Those three servings of dairy may not be necessary for bone health. At least that is, according to new research published in Menopause.
Pulling data from the 3,300 women participating in the ongoing SWAN Study, researchers began comparing dairy intake with bone mineral density. What they found contradicts the recommendation for “3-A-Day” from the Dairy Industry. Their data suggests dairy intake during the menopausal years in women does not impact risk for osteoporosis.
Is it time to wipe off your milk mustache for good?
When is menopause and why does timing matter?
The North American Menopause Society states menopause occurs between the ages of 40 and 58 years. However, there are certainly outliers. During this time, bone density decreases more than in any other phase of life.
Because of the jump in bone deterioration, healthcare providers tend to encourage osteoporosis prevention in women. One of the go-to recommendations is to consume dairy foods daily.
Calcium and Osteoporosis
Visit nearly any doctor’s office or school and you will find posters or brochures encouraging three servings per day of dairy foods. The reason for such ubiquitous measures is because dairy foods such as milk, yogurt and cheese are easily accessible and nutrient-rich.
A glass of cow’s milk contains minerals linked with bone health, including calcium, vitamin D, phosphorus and potassium. Micronutrients such as these work together to build a strong infrastructure within bone tissue. When one or more of these are off balance, bones begin to deteriorate.

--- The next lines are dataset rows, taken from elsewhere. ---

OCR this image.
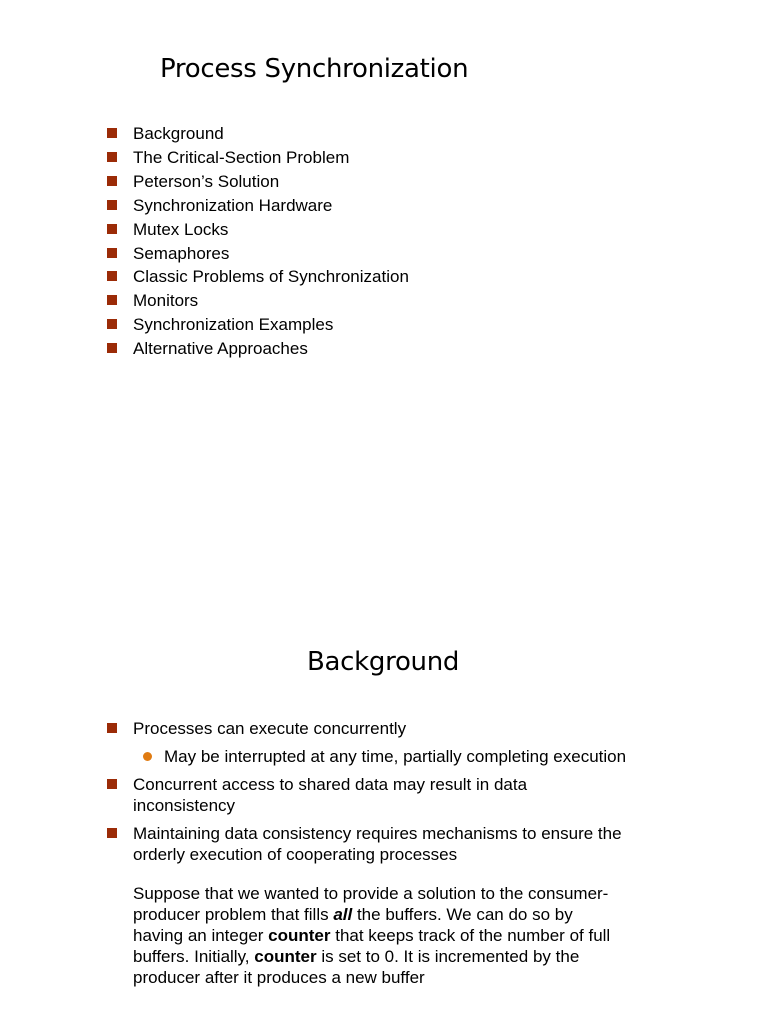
Process Synchronization
Background
The Critical-Section Problem
Peterson’s Solution
Synchronization Hardware
Mutex Locks
Semaphores
Classic Problems of Synchronization
Monitors
Synchronization Examples
Alternative Approaches
Background
Processes can execute concurrently
May be interrupted at any time, partially completing execution
Concurrent access to shared data may result in data inconsistency
Maintaining data consistency requires mechanisms to ensure the orderly execution of cooperating processes

Suppose that we wanted to provide a solution to the consumer-producer problem that fills all the buffers. We can do so by having an integer counter that keeps track of the number of full buffers. Initially, counter is set to 0. It is incremented by the producer after it produces a new buffer
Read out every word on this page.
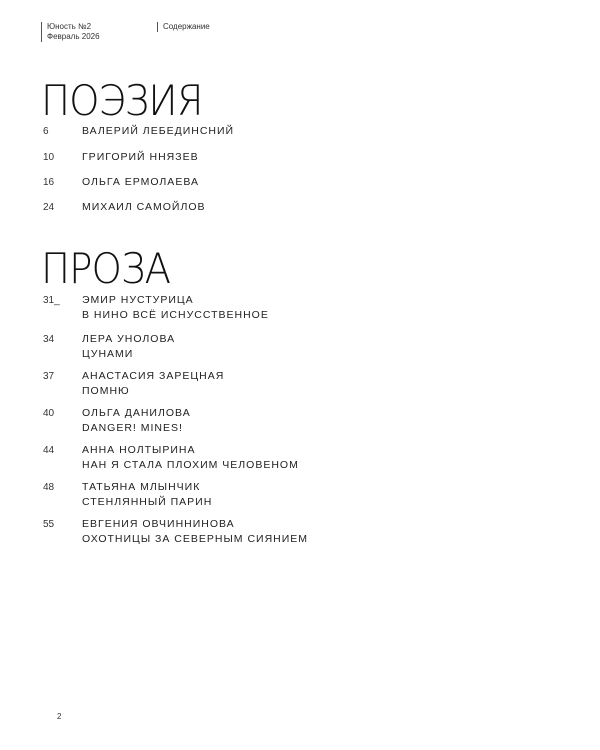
Юность №2
Февраль 2026
Содержание
ПОЭЗИЯ
6	ВАЛЕРИЙ ЛЕБЕДИНСНИЙ
10	ГРИГОРИЙ ННЯЗЕВ
16	ОЛЬГА ЕРМОЛАЕВА
24	МИХАИЛ САМОЙЛОВ
ПРОЗА
31_ ЭМИР НУСТУРИЦА
В НИНО ВСЁ ИСНУССТВЕННОЕ
34	ЛЕРА УНОЛОВА
ЦУНАМИ
37	АНАСТАСИЯ ЗАРЕЦНАЯ
ПОМНЮ
40	ОЛЬГА ДАНИЛОВА
DANGER! MINES!
44	АННА НОЛТЫРИНА
НАН Я СТАЛА ПЛОХИМ ЧЕЛОВЕНОМ
48	ТАТЬЯНА МЛЫНЧИК
СТЕНЛЯННЫЙ ПАРИН
55	ЕВГЕНИЯ ОВЧИННИНОВА
ОХОТНИЦЫ ЗА СЕВЕРНЫМ СИЯНИЕМ
2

When we get enough calcium within a balanced diet, we enable bone-building to occur and reduce the risk for osteoporosis. Osteoporosis is a bone disease resulting from either bone loss or the lack of bone production, impacting 5.1% of men and nearly 25% of women ages 65 or older. While the percentages seem low, according to the National Osteoporosis Foundation, “osteoporosis-related bone fractures are responsible for more hospitalizations than heart attacks, strokes or breast cancer.”
Nationwide data on nursing homes places North Carolina’s fracture rates right in the middle. Meaning we could certainly do more to lower the risk.
Thankfully, bone-building minerals are available from a multitude of food sources. Calcium is readily available in soy milk, leafy greens, tofu, bone-in salmon or sardines. Other foods may also be fortified with calcium, such as plant-based milks, orange juice, protein powders or meal bars.
Consider the bigger picture.
Calcium alone is not the answer.
Vitamin D, particularly vitamin D3, serves as the key to unlocking bone’s door for calcium to enter. The body also requires a balance of salt with potassium and acid with base. When this equilibrium becomes off-kilter, bone breaks down. With this in mind dairy recommendations must be given in the context of one’s full dietary pattern. Without the awareness of the other food or beverages one is consuming, or how dairy reacts within one’s body, the blanket recommendation for more cow-based dairy may not always be best.
In fact, further research is necessary to understand exactly how nutrients work when consumed alone as a supplement and also when consumed in a certain dietary pattern (e.g. standard american diet, vegan diet, mediterranean).
Current nutrition science indicates the average American needs more plants and less meat for stronger bones and overall health improvement. Yet the recommendation for cow-based dairy remains controversial. Some studies find it helpful, others find it unnecessary.
This particular study on dairy intake during menopause divided 3,000 plus menopausal women into groups based on dairy intake. The results show that whether consuming zero servings of dairy or more than 2.5 daily, the rate or bone loss and fractures did not change.
In the end, the research leaves us with the need for more research when it comes to dairy.
What can you do to reduce your risk of osteoporosis?
Eat more plants, enjoy just enough protein, count your calcium and get moving.
As diets rich in fruits and vegetables are proven beneficial in just about every way, aim for more. Then take a look at your current calcium intake. Did you know your body can only absorb about 500 milligrams at a time? If you need 1,500 milligrams daily, be sure to space this mineral throughout the day.
A bone-healthy day might begin with a seed-based granola topped with calcium-rich milk, a kale salad with a tahini dressing for lunch and salmon patties for dinner. You can always incorporate yogurt or kefir as a calcium-rich snack for a simple snack.
One final piece of advice? Get moving. Weight-bearing exercises, such as walking, and muscle-strengthening exercises, such as yoga, are essential for strong bones.